Cureus ; 16(1): e51516, 2024 Jan.
Artigo em Inglês | MEDLINE | ID: mdl-38304684

RESUMO

BACKGROUND: Surface roughness (SR) of dental components is significant because it impacts the surface area of the contact surface, which in turn affects corrosion behavior and biological compatibility. Orthodontic archwires (OA) with SR can affect the coefficient of friction, which in turn affects how effectively sliding biomechanics work and how the orthodontic appliance works efficiently. AIM: The objectives of the present investigation were to examine the SR of five distinct kinds of OA using an atomic force microscope (AFM) and to assess the merits of using AFM to analyze orthodontic materials. METHODS: For this investigation, there were five distinct orthodontic archwires with rectangular cross-sectional geometry.

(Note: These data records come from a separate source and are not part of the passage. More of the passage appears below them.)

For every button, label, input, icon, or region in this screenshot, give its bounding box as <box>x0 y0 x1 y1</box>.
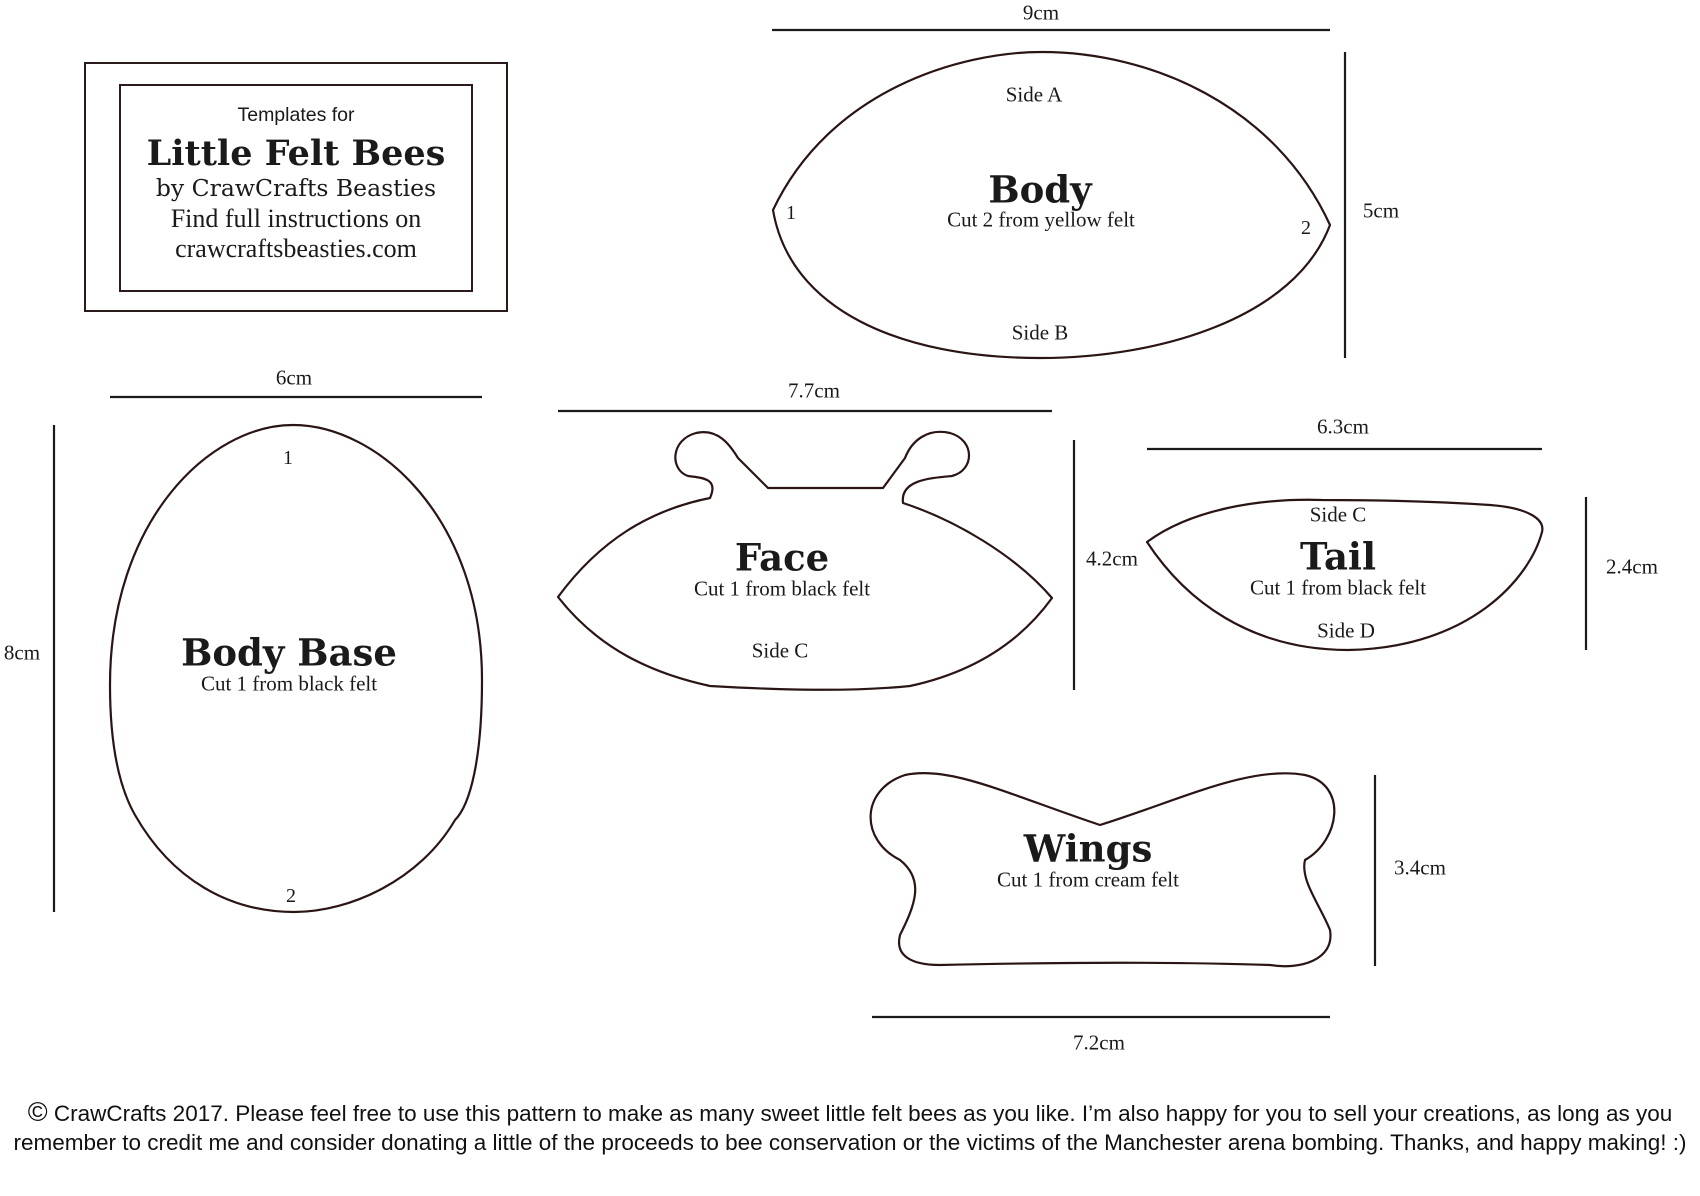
header-author: by CrawCrafts Beasties <box>155 174 437 202</box>
body-base-cut-instruction: Cut 1 from black felt <box>200 671 378 696</box>
tail-title: Tail <box>1299 534 1377 579</box>
copyright-symbol: © <box>27 1097 48 1127</box>
face-side-c-label: Side C <box>751 638 809 663</box>
tail-width-label: 6.3cm <box>1317 414 1369 439</box>
wings-title: Wings <box>1023 826 1153 871</box>
body-cut-instruction: Cut 2 from yellow felt <box>947 207 1135 232</box>
body-base-point-2-label: 2 <box>286 885 296 907</box>
body-point-1-label: 1 <box>786 202 796 224</box>
body-title: Body <box>988 167 1092 212</box>
face-cut-instruction: Cut 1 from black felt <box>693 576 871 601</box>
body-base-height-label: 8cm <box>3 640 41 665</box>
copyright-notice <box>6 1098 1694 1157</box>
body-width-label: 9cm <box>1022 0 1060 25</box>
face-title: Face <box>734 535 830 580</box>
tail-side-c-label: Side C <box>1309 502 1367 527</box>
body-side-a-label: Side A <box>1005 82 1063 107</box>
header-line-templates-for: Templates for <box>237 104 355 126</box>
header-instructions: Find full instructions on <box>170 204 422 233</box>
face-height-label: 4.2cm <box>1086 546 1138 571</box>
wings-height-label: 3.4cm <box>1394 855 1446 880</box>
copyright-text: CrawCrafts 2017. Please feel free to use this pattern to make as many sweet little felt bees as you like. I’m also happy for you to sell your creations, as long as you remember to credit me and consider donating a little of the proceeds to bee conservation or the victims of the Manchester arena bombing. Thanks, and happy making! :) <box>13 1101 1687 1155</box>
tail-height-label: 2.4cm <box>1606 554 1658 579</box>
body-base-point-1-label: 1 <box>283 447 293 469</box>
body-base-width-label: 6cm <box>275 365 313 390</box>
header-title: Little Felt Bees <box>146 133 446 174</box>
body-side-b-label: Side B <box>1011 320 1069 345</box>
header-website: crawcraftsbeasties.com <box>175 234 417 263</box>
body-height-label: 5cm <box>1362 198 1400 223</box>
tail-cut-instruction: Cut 1 from black felt <box>1249 575 1427 600</box>
wings-width-label: 7.2cm <box>1073 1030 1125 1055</box>
face-width-label: 7.7cm <box>788 378 840 403</box>
body-point-2-label: 2 <box>1301 217 1311 239</box>
body-base-title: Body Base <box>181 630 397 675</box>
wings-cut-instruction: Cut 1 from cream felt <box>997 867 1179 892</box>
tail-side-d-label: Side D <box>1317 618 1375 643</box>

There were assigned different categories: Category 1: SmartArch wires (Ormco) (n=20), Category 2: Damon wires (Ormco) (n=20), Category 3: heat-activated nickel-titanium (HANT) wires (G&H Orthodontics) (n=20), Category 4: nickel-titanium (NiTi) wires (G&H Orthodontics) (n=20), Category 5: stainless steel (SS) wires (Ormco) (n=20). Each wire category's 20 samples were selected. Ten samples from each category had 5 mm of wire clipped from the finish point of the archwires. These were observed using the AFM in natural lighting. Using a cyanoacrylate glue that dries quickly, the samples were fastened to a metal holder. Ten randomly chosen patches of the surface, each measuring 15 × 15 µm, were taken from every sample and examined (N = 500). RESULTS: The mean values of roughness average (Ra) in category 1, category 2, category 3, category 4 and category 5 were 23.08 ± 17.66, 26.78 ± 5.65, 26.66 ± 3.89, 9.71 ± 0.29 and 11.29 ± 2.12 respectively. The values of Ra representing SR were greatest in category 3 (HANT wires) followed by category 2 (Damon wires) while values of SR were minimum in category 4 (NiTi wires) and category 5 (stainless steel wires). The findings had statistical significance also. CONCLUSION: The SR of stainless steel wire was discovered to be less than that of the other wires. The SR may have an impact on the efficiency of sliding mechanics as well as the appeal and corrosion resistance of orthodontic components.